Après-guerre, associé à Paul Brame, il lance la collection de catalogues raisonnés « Les artistes et leurs œuvres », où paraissent Degas (Paris, Arts et métiers graphiques, 1946-1949), Seurat (Paris, Gründ, 1961) et Toulouse-Lautrec (New York, Collectors Editions, 1971). En parallèle, il maintient une activité commerciale importante en Europe et aux États-Unis, se concentrant surtout sur les chefs-d’œuvre. Il opère soit sous couvert de la galerie Brame, soit sous la raison sociale CDH Inc., souvent en participation avec Knoedler. Il compte parmi ses principaux clients Emil Bührle, Paul Mellon, la famille Whitney, ou encore la National Gallery, à laquelle il vend les Grandes Baigneuses de Cézanne en 1964. Sa mort, en pleine vente, alors qu’il était en train d’acquérir Femme à l’ombrelle de Monet pour le compte de Paul Mellon, fait l’objet d’un chapitre de Haute Curiosité de Maurice Rheims3. Il lègue l’essentiel de sa collection personnelle au British Museum4 et aux musées français. Ses archives sont conservées aux Archives of American Art (J. Seligmann & Co. Records) et à l’INHA (Archives De Hauke). Ses archives personnelles ne semblent pas avoir été conservées par ses descendants.

L’agent des Seligmann

C’est son engagement auprès des sociétés Jacques Seligmann (Jacques Seligmann & Fils, Jacques Seligmann & Co., Germain Seligmann) qui détermine les activités de De Hauke de 1939 à 1941. Il effectue plusieurs voyages entre la France et les États-Unis via le Canada et le Portugal. Au début de 1939, De Hauke est aux États-Unis auprès de Germain Seligmann. Durant l’été et l’automne 1939, il est à Paris, dans l’attente de son ordre de mobilisation1. Rapidement démobilisé, il reste dans la capitale puis retourne à New York en fin d’année. Il est de nouveau à Paris au printemps 1940, à New York en fin d’année, puis il repart à Paris, via Lisbonne, en juillet 1941.

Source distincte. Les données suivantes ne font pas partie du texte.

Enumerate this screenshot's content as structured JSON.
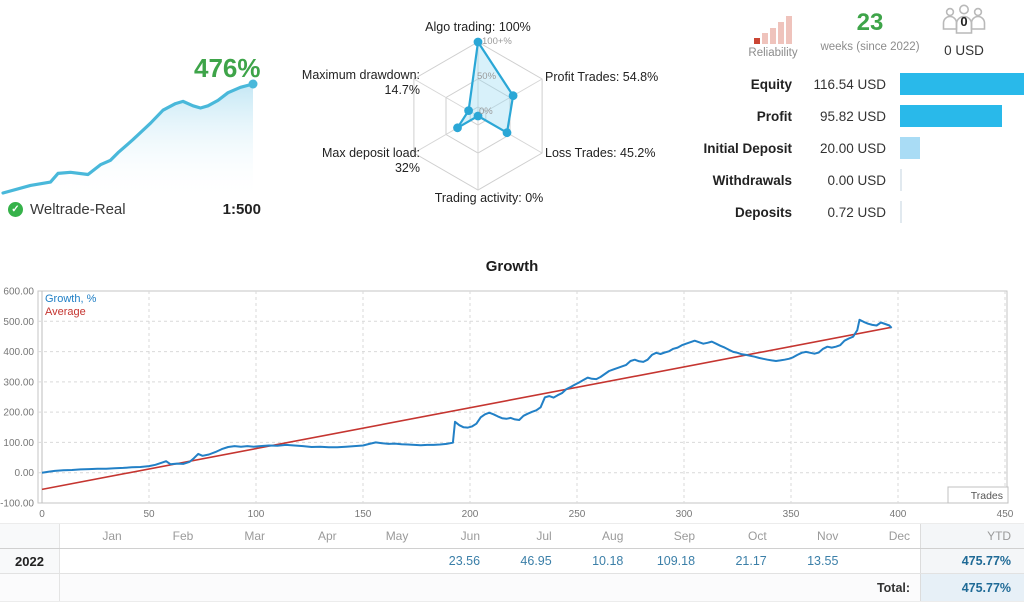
{
  "account": {
    "growth_badge": "476%",
    "broker": "Weltrade-Real",
    "leverage": "1:500",
    "verified_icon": "shield-check-icon"
  },
  "radar": {
    "axis_labels": [
      "Algo trading: 100%",
      "Profit Trades: 54.8%",
      "Loss Trades: 45.2%",
      "Trading activity: 0%",
      "Max deposit load: 32%",
      "Maximum drawdown: 14.7%"
    ],
    "ring_labels": [
      "100+%",
      "50%",
      "0%"
    ]
  },
  "summary": {
    "reliability_label": "Reliability",
    "reliability_icon": "signal-bars-icon",
    "weeks_value": "23",
    "weeks_label": "weeks (since 2022)",
    "subscribers_icon": "people-group-icon",
    "subscribers_count": "0",
    "subscribers_funds": "0 USD",
    "rows": [
      {
        "label": "Equity",
        "value": "116.54 USD",
        "bar_pct": 100,
        "bar_style": "solid"
      },
      {
        "label": "Profit",
        "value": "95.82 USD",
        "bar_pct": 82,
        "bar_style": "solid"
      },
      {
        "label": "Initial Deposit",
        "value": "20.00 USD",
        "bar_pct": 16,
        "bar_style": "light"
      },
      {
        "label": "Withdrawals",
        "value": "0.00 USD",
        "bar_pct": 1.5,
        "bar_style": "faint"
      },
      {
        "label": "Deposits",
        "value": "0.72 USD",
        "bar_pct": 1.5,
        "bar_style": "faint"
      }
    ]
  },
  "colors": {
    "accent_cyan": "#29b9ea",
    "light_cyan": "#a9dcf5",
    "green": "#3ea449",
    "growth_blue": "#2280c6",
    "average_red": "#c53530",
    "radar_blue": "#2ba7d6",
    "reliability_red": "#cb4634",
    "table_value_blue": "#3b7fa8"
  },
  "chart_data": [
    {
      "type": "area",
      "name": "account-growth-sparkline",
      "final_label": "476%",
      "points": [
        [
          0,
          0
        ],
        [
          11,
          7
        ],
        [
          19,
          10
        ],
        [
          22,
          18
        ],
        [
          27,
          19
        ],
        [
          34,
          17
        ],
        [
          39,
          26
        ],
        [
          43,
          30
        ],
        [
          46,
          37
        ],
        [
          52,
          49
        ],
        [
          59,
          64
        ],
        [
          64,
          76
        ],
        [
          69,
          82
        ],
        [
          72,
          84
        ],
        [
          76,
          80
        ],
        [
          79,
          78
        ],
        [
          82,
          80
        ],
        [
          86,
          85
        ],
        [
          90,
          92
        ],
        [
          95,
          97
        ],
        [
          100,
          100
        ]
      ]
    },
    {
      "type": "radar",
      "axes": [
        "Algo trading",
        "Profit Trades",
        "Loss Trades",
        "Trading activity",
        "Max deposit load",
        "Maximum drawdown"
      ],
      "values": [
        100,
        54.8,
        45.2,
        0,
        32,
        14.7
      ],
      "ring_labels": [
        "100+%",
        "50%",
        "0%"
      ]
    },
    {
      "type": "line",
      "title": "Growth",
      "xlabel": "Trades",
      "ylabel": "Growth, %",
      "xlim": [
        0,
        450
      ],
      "ylim": [
        -100,
        600
      ],
      "x_ticks": [
        0,
        50,
        100,
        150,
        200,
        250,
        300,
        350,
        400,
        450
      ],
      "y_ticks": [
        600,
        500,
        400,
        300,
        200,
        100,
        0,
        -100
      ],
      "grid": true,
      "legend_position": "top-left",
      "legend": [
        {
          "name": "Growth, %",
          "color": "#2280c6"
        },
        {
          "name": "Average",
          "color": "#c53530"
        }
      ],
      "series": [
        {
          "name": "Growth, %",
          "color": "#2280c6",
          "points": [
            [
              0,
              0
            ],
            [
              3,
              3
            ],
            [
              6,
              6
            ],
            [
              10,
              8
            ],
            [
              14,
              9
            ],
            [
              18,
              11
            ],
            [
              22,
              12
            ],
            [
              26,
              13
            ],
            [
              30,
              13
            ],
            [
              34,
              15
            ],
            [
              38,
              16
            ],
            [
              42,
              18
            ],
            [
              46,
              19
            ],
            [
              50,
              22
            ],
            [
              53,
              26
            ],
            [
              56,
              33
            ],
            [
              58,
              38
            ],
            [
              60,
              28
            ],
            [
              63,
              30
            ],
            [
              66,
              29
            ],
            [
              69,
              36
            ],
            [
              71,
              48
            ],
            [
              73,
              62
            ],
            [
              75,
              56
            ],
            [
              78,
              60
            ],
            [
              81,
              68
            ],
            [
              84,
              78
            ],
            [
              87,
              85
            ],
            [
              90,
              88
            ],
            [
              93,
              86
            ],
            [
              96,
              88
            ],
            [
              99,
              86
            ],
            [
              102,
              88
            ],
            [
              106,
              90
            ],
            [
              110,
              89
            ],
            [
              114,
              92
            ],
            [
              118,
              90
            ],
            [
              122,
              88
            ],
            [
              126,
              85
            ],
            [
              130,
              86
            ],
            [
              134,
              84
            ],
            [
              138,
              84
            ],
            [
              142,
              86
            ],
            [
              146,
              88
            ],
            [
              150,
              90
            ],
            [
              153,
              95
            ],
            [
              156,
              100
            ],
            [
              159,
              97
            ],
            [
              162,
              95
            ],
            [
              165,
              96
            ],
            [
              168,
              94
            ],
            [
              171,
              93
            ],
            [
              174,
              92
            ],
            [
              177,
              91
            ],
            [
              180,
              92
            ],
            [
              183,
              92
            ],
            [
              186,
              93
            ],
            [
              189,
              95
            ],
            [
              192,
              99
            ],
            [
              193,
              168
            ],
            [
              195,
              157
            ],
            [
              197,
              150
            ],
            [
              199,
              149
            ],
            [
              201,
              153
            ],
            [
              203,
              162
            ],
            [
              205,
              183
            ],
            [
              207,
              193
            ],
            [
              209,
              198
            ],
            [
              211,
              193
            ],
            [
              213,
              186
            ],
            [
              215,
              180
            ],
            [
              217,
              178
            ],
            [
              219,
              181
            ],
            [
              221,
              176
            ],
            [
              223,
              174
            ],
            [
              225,
              188
            ],
            [
              227,
              195
            ],
            [
              229,
              201
            ],
            [
              231,
              206
            ],
            [
              233,
              216
            ],
            [
              235,
              249
            ],
            [
              237,
              253
            ],
            [
              239,
              248
            ],
            [
              241,
              256
            ],
            [
              243,
              263
            ],
            [
              245,
              276
            ],
            [
              247,
              283
            ],
            [
              249,
              291
            ],
            [
              251,
              298
            ],
            [
              253,
              306
            ],
            [
              255,
              314
            ],
            [
              257,
              310
            ],
            [
              259,
              309
            ],
            [
              261,
              316
            ],
            [
              263,
              326
            ],
            [
              265,
              336
            ],
            [
              267,
              341
            ],
            [
              269,
              346
            ],
            [
              271,
              351
            ],
            [
              273,
              356
            ],
            [
              275,
              369
            ],
            [
              277,
              373
            ],
            [
              279,
              368
            ],
            [
              281,
              366
            ],
            [
              283,
              373
            ],
            [
              285,
              389
            ],
            [
              287,
              396
            ],
            [
              289,
              392
            ],
            [
              291,
              397
            ],
            [
              293,
              401
            ],
            [
              295,
              409
            ],
            [
              297,
              413
            ],
            [
              299,
              421
            ],
            [
              301,
              426
            ],
            [
              303,
              431
            ],
            [
              305,
              436
            ],
            [
              307,
              431
            ],
            [
              309,
              426
            ],
            [
              311,
              429
            ],
            [
              313,
              433
            ],
            [
              315,
              426
            ],
            [
              317,
              419
            ],
            [
              319,
              413
            ],
            [
              321,
              406
            ],
            [
              323,
              399
            ],
            [
              325,
              396
            ],
            [
              327,
              391
            ],
            [
              329,
              389
            ],
            [
              331,
              386
            ],
            [
              333,
              383
            ],
            [
              335,
              379
            ],
            [
              337,
              376
            ],
            [
              339,
              373
            ],
            [
              341,
              371
            ],
            [
              343,
              369
            ],
            [
              345,
              371
            ],
            [
              347,
              373
            ],
            [
              349,
              376
            ],
            [
              351,
              381
            ],
            [
              353,
              389
            ],
            [
              355,
              396
            ],
            [
              357,
              399
            ],
            [
              359,
              396
            ],
            [
              361,
              393
            ],
            [
              363,
              397
            ],
            [
              365,
              409
            ],
            [
              367,
              416
            ],
            [
              369,
              413
            ],
            [
              371,
              416
            ],
            [
              373,
              421
            ],
            [
              375,
              436
            ],
            [
              377,
              443
            ],
            [
              379,
              449
            ],
            [
              381,
              471
            ],
            [
              382,
              505
            ],
            [
              384,
              498
            ],
            [
              386,
              492
            ],
            [
              388,
              488
            ],
            [
              390,
              486
            ],
            [
              392,
              496
            ],
            [
              394,
              491
            ],
            [
              396,
              486
            ],
            [
              397,
              478
            ]
          ]
        },
        {
          "name": "Average",
          "color": "#c53530",
          "points": [
            [
              0,
              -55
            ],
            [
              397,
              480
            ]
          ]
        }
      ]
    }
  ],
  "table": {
    "months": [
      "Jan",
      "Feb",
      "Mar",
      "Apr",
      "May",
      "Jun",
      "Jul",
      "Aug",
      "Sep",
      "Oct",
      "Nov",
      "Dec"
    ],
    "ytd_label": "YTD",
    "rows": [
      {
        "year": "2022",
        "values": [
          "",
          "",
          "",
          "",
          "",
          "23.56",
          "46.95",
          "10.18",
          "109.18",
          "21.17",
          "13.55",
          ""
        ],
        "ytd": "475.77%"
      }
    ],
    "total_label": "Total:",
    "total_value": "475.77%"
  }
}
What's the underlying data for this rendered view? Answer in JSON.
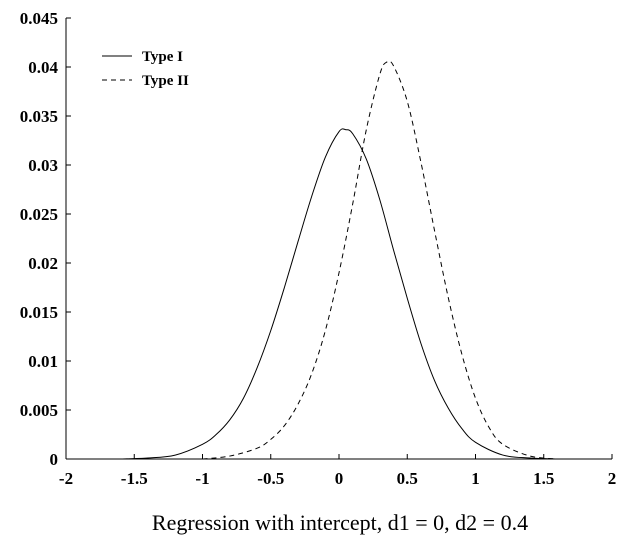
{
  "chart_data": {
    "type": "line",
    "title": "",
    "xlabel": "Regression with intercept, d1 = 0, d2 = 0.4",
    "ylabel": "",
    "xlim": [
      -2,
      2
    ],
    "ylim": [
      0,
      0.045
    ],
    "xticks": [
      -2,
      -1.5,
      -1,
      -0.5,
      0,
      0.5,
      1,
      1.5,
      2
    ],
    "xtick_labels": [
      "-2",
      "-1.5",
      "-1",
      "-0.5",
      "0",
      "0.5",
      "1",
      "1.5",
      "2"
    ],
    "yticks": [
      0,
      0.005,
      0.01,
      0.015,
      0.02,
      0.025,
      0.03,
      0.035,
      0.04,
      0.045
    ],
    "ytick_labels": [
      "0",
      "0.005",
      "0.01",
      "0.015",
      "0.02",
      "0.025",
      "0.03",
      "0.035",
      "0.04",
      "0.045"
    ],
    "grid": false,
    "legend_position": "top-left",
    "series": [
      {
        "name": "Type I",
        "line_style": "solid",
        "color": "#000000",
        "x": [
          -1.6,
          -1.4,
          -1.2,
          -1.0,
          -0.9,
          -0.8,
          -0.7,
          -0.6,
          -0.5,
          -0.4,
          -0.3,
          -0.2,
          -0.1,
          0.0,
          0.05,
          0.1,
          0.2,
          0.3,
          0.4,
          0.5,
          0.6,
          0.7,
          0.8,
          0.9,
          1.0,
          1.2,
          1.4,
          1.6
        ],
        "y": [
          0.0,
          0.0001,
          0.0004,
          0.0015,
          0.0025,
          0.004,
          0.0062,
          0.0093,
          0.0131,
          0.0175,
          0.0222,
          0.0268,
          0.0308,
          0.0334,
          0.0336,
          0.0332,
          0.0306,
          0.0264,
          0.0213,
          0.0164,
          0.0118,
          0.008,
          0.0052,
          0.0031,
          0.0017,
          0.0004,
          0.0001,
          0.0
        ]
      },
      {
        "name": "Type II",
        "line_style": "dashed",
        "color": "#000000",
        "x": [
          -1.0,
          -0.8,
          -0.6,
          -0.5,
          -0.4,
          -0.3,
          -0.2,
          -0.1,
          0.0,
          0.1,
          0.2,
          0.3,
          0.35,
          0.4,
          0.5,
          0.6,
          0.7,
          0.8,
          0.9,
          1.0,
          1.1,
          1.2,
          1.4,
          1.6
        ],
        "y": [
          0.0,
          0.0003,
          0.0011,
          0.002,
          0.0034,
          0.0056,
          0.0087,
          0.0131,
          0.019,
          0.026,
          0.0336,
          0.0393,
          0.0405,
          0.0401,
          0.0365,
          0.0303,
          0.0233,
          0.0165,
          0.0107,
          0.0062,
          0.0032,
          0.0015,
          0.0003,
          0.0
        ]
      }
    ]
  }
}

L’objet de ses tournées est de prospecter auprès de grands collectionneurs d’art moderne réfugiés en zone libre afin de profiter de leurs besoins de liquidités pour leur acheter leurs œuvres et les expédier aux États-Unis. Son départ pour Paris, au printemps 1940, en même temps que les autres limiers des galeries new-yorkaises, inquiète vivement le patron de Knoedler qui écrit à son représentant à Paris : « César de Hauke part en Europe, ainsi que Carroll Carstairs et Stephenson Scott. Si nous ne recevons pas un nouveau lot de tableaux tout de suite, tous les tableaux actuellement disponibles seront probablement pris et envoyés à d’autres marchands et nous n’aurons rien2. » Sa prospection reprend l’année suivante, en septembre 1941 : « J’ai été extrêmement occupé depuis mon arrivée […] je n’ai pas cessé de me déplacer. J’ai vu énormément de monde3. » C’est tout un tour de France qu’il réalise :

« Cette nuit, tard, je partirai enfin pour Paris après un périple qui m’a conduit dans presque toutes les parties du territoire libre. Par intérêts divers, les nôtres en tête, j’ai visité, traçant zigzags et arabesques, Pau, Toulouse, Montauban, Marseille, Toulon, Cannes, Nice, Monte Carlo, St Tropez, Narbonne, Montpellier, Cerbère, Béziers, Grenoble, Voiron, Aix-les-Bains, Annecy, Megève, Vichy, Limoges. Je suis donc à même de me former plus qu’une impression superficielle sur toutes les questions qui nous intéressent4. »

De Hauke rend compte de ses tournées à Germain et à Georges Seligmann, directeur de la galerie de Paris, réfugié à New York. Des lettres sont échangées, parfois depuis la Suisse ou via l’Argentine, jusqu’en 1942, après quoi, la correspondance avec New York s’interrompt pour ne reprendre qu’à la Libération.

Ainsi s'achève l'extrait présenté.